What do people actually know about God? What do they actually know about His power? And, what do people really know about the gospel?
Right in line with that, what do people actually know about many of the ongoing movements that are seemingly Christian yet they are subtly teaching a social or ‘feel-good’ gospel that has nothing to do with the gospel of Christ?
Appearing in an article in Christianity Today, February 10, 1992, was this information on the New Age movement:
About half of the Americans who are familiar with the New Age movement don’t take its teachings seriously, and a third of them say New Age thought runs counter to Judeo-Christian teaching, says a new poll by the Princeton Religious Research Center.
The poll also shows that the general population’s awareness of the New Age is low, but the number of Americans who adhere to New Age practices is alarmingly high, even among professing Christians. "Many who consider themselves good Christians nonetheless have engaged in practices that seemingly are counter to the teaching of their church," the pollsters said.
Roughly half of all Americans say they believe in extrasensory perception. Thirty percent of Roman Catholics and 22 percent of Protestants say they believe in clairvoyance, while 48 percent of Roman Catholics and 44 percent of Protestants say they believe in psychic healing, the poll shows. The poll indicates that 25 percent of both groups believe the movement of the stars may help govern the affairs of men and women.
With all of that said, what is your personal take on Romans 1:16 where Paul says “…the gospel, because it is the power of God for the salvation of everyone who believes:”? I must admit, for the longest time when I was a neophyte in Christ, I would read the beginning of that verse, “I am not ashamed of the gospel…” and continue reading the rest of the verse with those words echoing through my mind and not paying attention to what I had read. Yet, they are just as important, if not more so, than the beginning, because the beginning speaks of Paul’s relationship to the gospel and the rest of it tells us why he’s not ashamed, and what the gospel is and what it is capable of doing for our Christian lives.
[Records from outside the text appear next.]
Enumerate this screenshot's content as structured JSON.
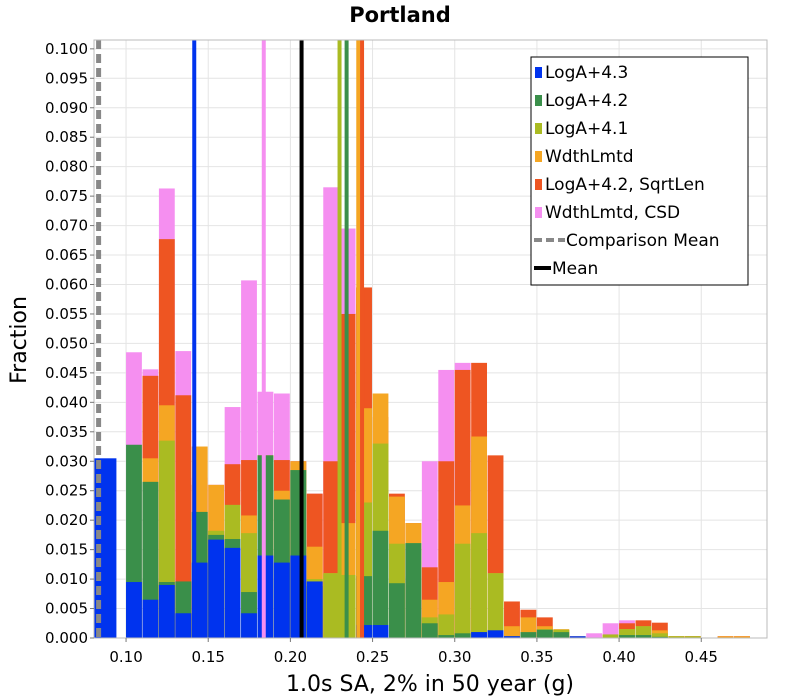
{
  "chart_data": {
    "type": "bar",
    "stacked": true,
    "title": "Portland",
    "xlabel": "1.0s SA, 2% in 50 year (g)",
    "ylabel": "Fraction",
    "xlim": [
      0.0805,
      0.49
    ],
    "ylim": [
      0,
      0.1015
    ],
    "bin_width": 0.01,
    "x_ticks": [
      "0.10",
      "0.15",
      "0.20",
      "0.25",
      "0.30",
      "0.35",
      "0.40",
      "0.45"
    ],
    "x_tick_values": [
      0.1,
      0.15,
      0.2,
      0.25,
      0.3,
      0.35,
      0.4,
      0.45
    ],
    "y_ticks": [
      "0.000",
      "0.005",
      "0.010",
      "0.015",
      "0.020",
      "0.025",
      "0.030",
      "0.035",
      "0.040",
      "0.045",
      "0.050",
      "0.055",
      "0.060",
      "0.065",
      "0.070",
      "0.075",
      "0.080",
      "0.085",
      "0.090",
      "0.095",
      "0.100"
    ],
    "y_tick_values": [
      0,
      0.005,
      0.01,
      0.015,
      0.02,
      0.025,
      0.03,
      0.035,
      0.04,
      0.045,
      0.05,
      0.055,
      0.06,
      0.065,
      0.07,
      0.075,
      0.08,
      0.085,
      0.09,
      0.095,
      0.1
    ],
    "grid": true,
    "legend_position": "top-right",
    "series": [
      {
        "name": "LogA+4.3",
        "color": "#0033ee",
        "bins": [
          [
            0.0805,
            0.0305
          ],
          [
            0.095,
            0.0
          ],
          [
            0.1,
            0.0095
          ],
          [
            0.11,
            0.0065
          ],
          [
            0.12,
            0.009
          ],
          [
            0.13,
            0.0042
          ],
          [
            0.14,
            0.0128
          ],
          [
            0.15,
            0.0167
          ],
          [
            0.16,
            0.0153
          ],
          [
            0.17,
            0.0042
          ],
          [
            0.18,
            0.014
          ],
          [
            0.19,
            0.0128
          ],
          [
            0.2,
            0.014
          ],
          [
            0.21,
            0.0096
          ],
          [
            0.22,
            0.0
          ],
          [
            0.23,
            0.0
          ],
          [
            0.24,
            0.0022
          ],
          [
            0.25,
            0.0022
          ],
          [
            0.31,
            0.001
          ],
          [
            0.32,
            0.0013
          ],
          [
            0.33,
            0.0003
          ],
          [
            0.34,
            0.0
          ],
          [
            0.37,
            0.0003
          ]
        ]
      },
      {
        "name": "LogA+4.2",
        "color": "#3a8f4a",
        "bins": [
          [
            0.1,
            0.0328
          ],
          [
            0.11,
            0.0265
          ],
          [
            0.12,
            0.0095
          ],
          [
            0.13,
            0.0096
          ],
          [
            0.14,
            0.0214
          ],
          [
            0.15,
            0.0175
          ],
          [
            0.16,
            0.0168
          ],
          [
            0.17,
            0.0078
          ],
          [
            0.18,
            0.031
          ],
          [
            0.19,
            0.0235
          ],
          [
            0.2,
            0.0285
          ],
          [
            0.21,
            0.0088
          ],
          [
            0.22,
            0.0
          ],
          [
            0.23,
            0.0
          ],
          [
            0.24,
            0.0105
          ],
          [
            0.25,
            0.0182
          ],
          [
            0.26,
            0.0093
          ],
          [
            0.27,
            0.0161
          ],
          [
            0.28,
            0.0025
          ],
          [
            0.29,
            0.0005
          ],
          [
            0.3,
            0.0008
          ],
          [
            0.31,
            0.001
          ],
          [
            0.32,
            0.0013
          ],
          [
            0.33,
            0.0003
          ],
          [
            0.34,
            0.001
          ],
          [
            0.35,
            0.0014
          ],
          [
            0.36,
            0.001
          ],
          [
            0.4,
            0.0005
          ],
          [
            0.41,
            0.0005
          ],
          [
            0.42,
            0.0002
          ]
        ]
      },
      {
        "name": "LogA+4.1",
        "color": "#aabb22",
        "bins": [
          [
            0.11,
            0.0265
          ],
          [
            0.12,
            0.0335
          ],
          [
            0.13,
            0.0
          ],
          [
            0.14,
            0.0214
          ],
          [
            0.15,
            0.0182
          ],
          [
            0.16,
            0.0226
          ],
          [
            0.17,
            0.0178
          ],
          [
            0.18,
            0.031
          ],
          [
            0.19,
            0.0235
          ],
          [
            0.2,
            0.0285
          ],
          [
            0.21,
            0.01
          ],
          [
            0.22,
            0.011
          ],
          [
            0.23,
            0.0107
          ],
          [
            0.24,
            0.023
          ],
          [
            0.25,
            0.033
          ],
          [
            0.26,
            0.016
          ],
          [
            0.27,
            0.0161
          ],
          [
            0.28,
            0.0035
          ],
          [
            0.29,
            0.004
          ],
          [
            0.3,
            0.016
          ],
          [
            0.31,
            0.0178
          ],
          [
            0.32,
            0.011
          ],
          [
            0.33,
            0.0
          ],
          [
            0.34,
            0.0
          ],
          [
            0.35,
            0.0015
          ],
          [
            0.36,
            0.0014
          ],
          [
            0.39,
            0.0006
          ],
          [
            0.4,
            0.0015
          ],
          [
            0.41,
            0.002
          ],
          [
            0.42,
            0.0008
          ],
          [
            0.43,
            0.0003
          ],
          [
            0.44,
            0.0003
          ]
        ]
      },
      {
        "name": "WdthLmtd",
        "color": "#f5a623",
        "bins": [
          [
            0.11,
            0.0305
          ],
          [
            0.12,
            0.0395
          ],
          [
            0.13,
            0.0
          ],
          [
            0.14,
            0.0325
          ],
          [
            0.15,
            0.026
          ],
          [
            0.16,
            0.0225
          ],
          [
            0.17,
            0.0208
          ],
          [
            0.18,
            0.03
          ],
          [
            0.19,
            0.025
          ],
          [
            0.2,
            0.03
          ],
          [
            0.21,
            0.0155
          ],
          [
            0.22,
            0.011
          ],
          [
            0.23,
            0.0195
          ],
          [
            0.24,
            0.039
          ],
          [
            0.25,
            0.0415
          ],
          [
            0.26,
            0.024
          ],
          [
            0.27,
            0.0195
          ],
          [
            0.28,
            0.0065
          ],
          [
            0.29,
            0.0095
          ],
          [
            0.3,
            0.0225
          ],
          [
            0.31,
            0.0342
          ],
          [
            0.32,
            0.011
          ],
          [
            0.33,
            0.002
          ],
          [
            0.34,
            0.0035
          ],
          [
            0.35,
            0.002
          ],
          [
            0.36,
            0.0015
          ],
          [
            0.37,
            0.0003
          ],
          [
            0.4,
            0.0015
          ],
          [
            0.41,
            0.002
          ],
          [
            0.42,
            0.0013
          ],
          [
            0.43,
            0.0003
          ],
          [
            0.44,
            0.0003
          ],
          [
            0.46,
            0.0003
          ],
          [
            0.47,
            0.0003
          ]
        ]
      },
      {
        "name": "LogA+4.2, SqrtLen",
        "color": "#ee5522",
        "bins": [
          [
            0.11,
            0.0445
          ],
          [
            0.12,
            0.0677
          ],
          [
            0.13,
            0.0412
          ],
          [
            0.14,
            0.026
          ],
          [
            0.15,
            0.0182
          ],
          [
            0.16,
            0.0295
          ],
          [
            0.17,
            0.0302
          ],
          [
            0.18,
            0.031
          ],
          [
            0.19,
            0.0302
          ],
          [
            0.2,
            0.03
          ],
          [
            0.21,
            0.0245
          ],
          [
            0.22,
            0.03
          ],
          [
            0.23,
            0.055
          ],
          [
            0.24,
            0.0595
          ],
          [
            0.25,
            0.0375
          ],
          [
            0.26,
            0.0245
          ],
          [
            0.27,
            0.0195
          ],
          [
            0.28,
            0.012
          ],
          [
            0.29,
            0.03
          ],
          [
            0.3,
            0.0455
          ],
          [
            0.31,
            0.0467
          ],
          [
            0.32,
            0.031
          ],
          [
            0.33,
            0.0062
          ],
          [
            0.34,
            0.0048
          ],
          [
            0.35,
            0.0035
          ],
          [
            0.36,
            0.0014
          ],
          [
            0.39,
            0.0006
          ],
          [
            0.4,
            0.0025
          ],
          [
            0.41,
            0.003
          ],
          [
            0.42,
            0.0026
          ],
          [
            0.43,
            0.0003
          ],
          [
            0.44,
            0.0003
          ],
          [
            0.46,
            0.0003
          ],
          [
            0.47,
            0.0003
          ]
        ]
      },
      {
        "name": "WdthLmtd, CSD",
        "color": "#f58ff0",
        "bins": [
          [
            0.1,
            0.0485
          ],
          [
            0.11,
            0.0456
          ],
          [
            0.12,
            0.0763
          ],
          [
            0.13,
            0.0487
          ],
          [
            0.14,
            0.0272
          ],
          [
            0.15,
            0.026
          ],
          [
            0.16,
            0.0392
          ],
          [
            0.17,
            0.0607
          ],
          [
            0.18,
            0.0418
          ],
          [
            0.19,
            0.0415
          ],
          [
            0.2,
            0.03
          ],
          [
            0.21,
            0.0245
          ],
          [
            0.22,
            0.0765
          ],
          [
            0.23,
            0.0695
          ],
          [
            0.24,
            0.0567
          ],
          [
            0.25,
            0.0255
          ],
          [
            0.26,
            0.0065
          ],
          [
            0.27,
            0.0105
          ],
          [
            0.28,
            0.03
          ],
          [
            0.29,
            0.0455
          ],
          [
            0.3,
            0.0467
          ],
          [
            0.31,
            0.031
          ],
          [
            0.32,
            0.0062
          ],
          [
            0.33,
            0.0055
          ],
          [
            0.34,
            0.0035
          ],
          [
            0.35,
            0.0018
          ],
          [
            0.38,
            0.0008
          ],
          [
            0.39,
            0.0025
          ],
          [
            0.4,
            0.003
          ],
          [
            0.41,
            0.0026
          ],
          [
            0.44,
            0.0003
          ],
          [
            0.46,
            0.0003
          ],
          [
            0.47,
            0.0003
          ]
        ]
      }
    ],
    "vertical_lines": [
      {
        "series": "LogA+4.3",
        "x": 0.1415,
        "color": "#0033ee",
        "style": "solid"
      },
      {
        "series": "WdthLmtd, CSD",
        "x": 0.1838,
        "color": "#f58ff0",
        "style": "solid"
      },
      {
        "series": "Mean",
        "x": 0.2068,
        "color": "#000000",
        "style": "solid"
      },
      {
        "series": "LogA+4.1",
        "x": 0.2299,
        "color": "#aabb22",
        "style": "solid"
      },
      {
        "series": "LogA+4.2",
        "x": 0.2342,
        "color": "#3a8f4a",
        "style": "solid"
      },
      {
        "series": "WdthLmtd",
        "x": 0.2413,
        "color": "#f5a623",
        "style": "solid"
      },
      {
        "series": "LogA+4.2, SqrtLen",
        "x": 0.2436,
        "color": "#ee5522",
        "style": "solid"
      },
      {
        "series": "Comparison Mean",
        "x": 0.0833,
        "color": "#888888",
        "style": "dashed"
      }
    ],
    "legend": [
      {
        "label": "LogA+4.3",
        "color": "#0033ee",
        "kind": "box"
      },
      {
        "label": "LogA+4.2",
        "color": "#3a8f4a",
        "kind": "box"
      },
      {
        "label": "LogA+4.1",
        "color": "#aabb22",
        "kind": "box"
      },
      {
        "label": "WdthLmtd",
        "color": "#f5a623",
        "kind": "box"
      },
      {
        "label": "LogA+4.2, SqrtLen",
        "color": "#ee5522",
        "kind": "box"
      },
      {
        "label": "WdthLmtd, CSD",
        "color": "#f58ff0",
        "kind": "box"
      },
      {
        "label": "Comparison Mean",
        "color": "#888888",
        "kind": "dashed"
      },
      {
        "label": "Mean",
        "color": "#000000",
        "kind": "line"
      }
    ]
  }
}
In a previous message concerning Romans 1:16, we dealt specifically with the first part of that first verse where Paul proclaimed that he is not ashamed of the gospel. In the first part of this message I want to spend a little time concerning, “What is the power of God for the salvation of everyone. “ Then later we’ll look at the universal availability of the gospel in the statement, Everyone who believes.
I. The Gospel: The Power of God for the Salvation of Everyone
In any encounter such as competitions, business dealings, even wars, when the lines become blurred it’s difficult to know when to stop. If the lines are obscured, it may even get to the point of not knowing which side you are on.
When you watch baseball, if you watch some of the seasoned pro players, you’ll notice that many of them stand as far back in the batter’s box as they can, which gives them a few added inches with which to watch the ball on its way to the plate. Prior to settling down in the batter’s box and waiting for the ball, you’ll notice that they will do a lot of scraping and digging around with their baseball shoes. Sure, they are trying to move the loose dirt away and get down to the firmly packed soil so they won’t slip, but there is an ulterior motive. As they dig and scrape, they obscure the lines that forms the box. By obscuring or blurring the lines, they can then set up a little further back in the box and not have to worry about the umpire calling an automatic out, for them being out of the batter’s box during a pitch.
The gospel, the word, has had its lines blurred to the point that many don’t even know exactly what the word means. And, this isn’t the only word from the Word that has become blurry and faint in its meaning. There are many words, words that have been used so often and sometimes so random, that people take them for granted and their definitions have become fuzzy, no longer sharp and definitive at the edges. You can’t tell where it ends and something else begins. Take for instance the word freedom. If you were to ask someone in North Korea what that word means, I’m sure you’ll get an entirely different meaning from someone somewhere else.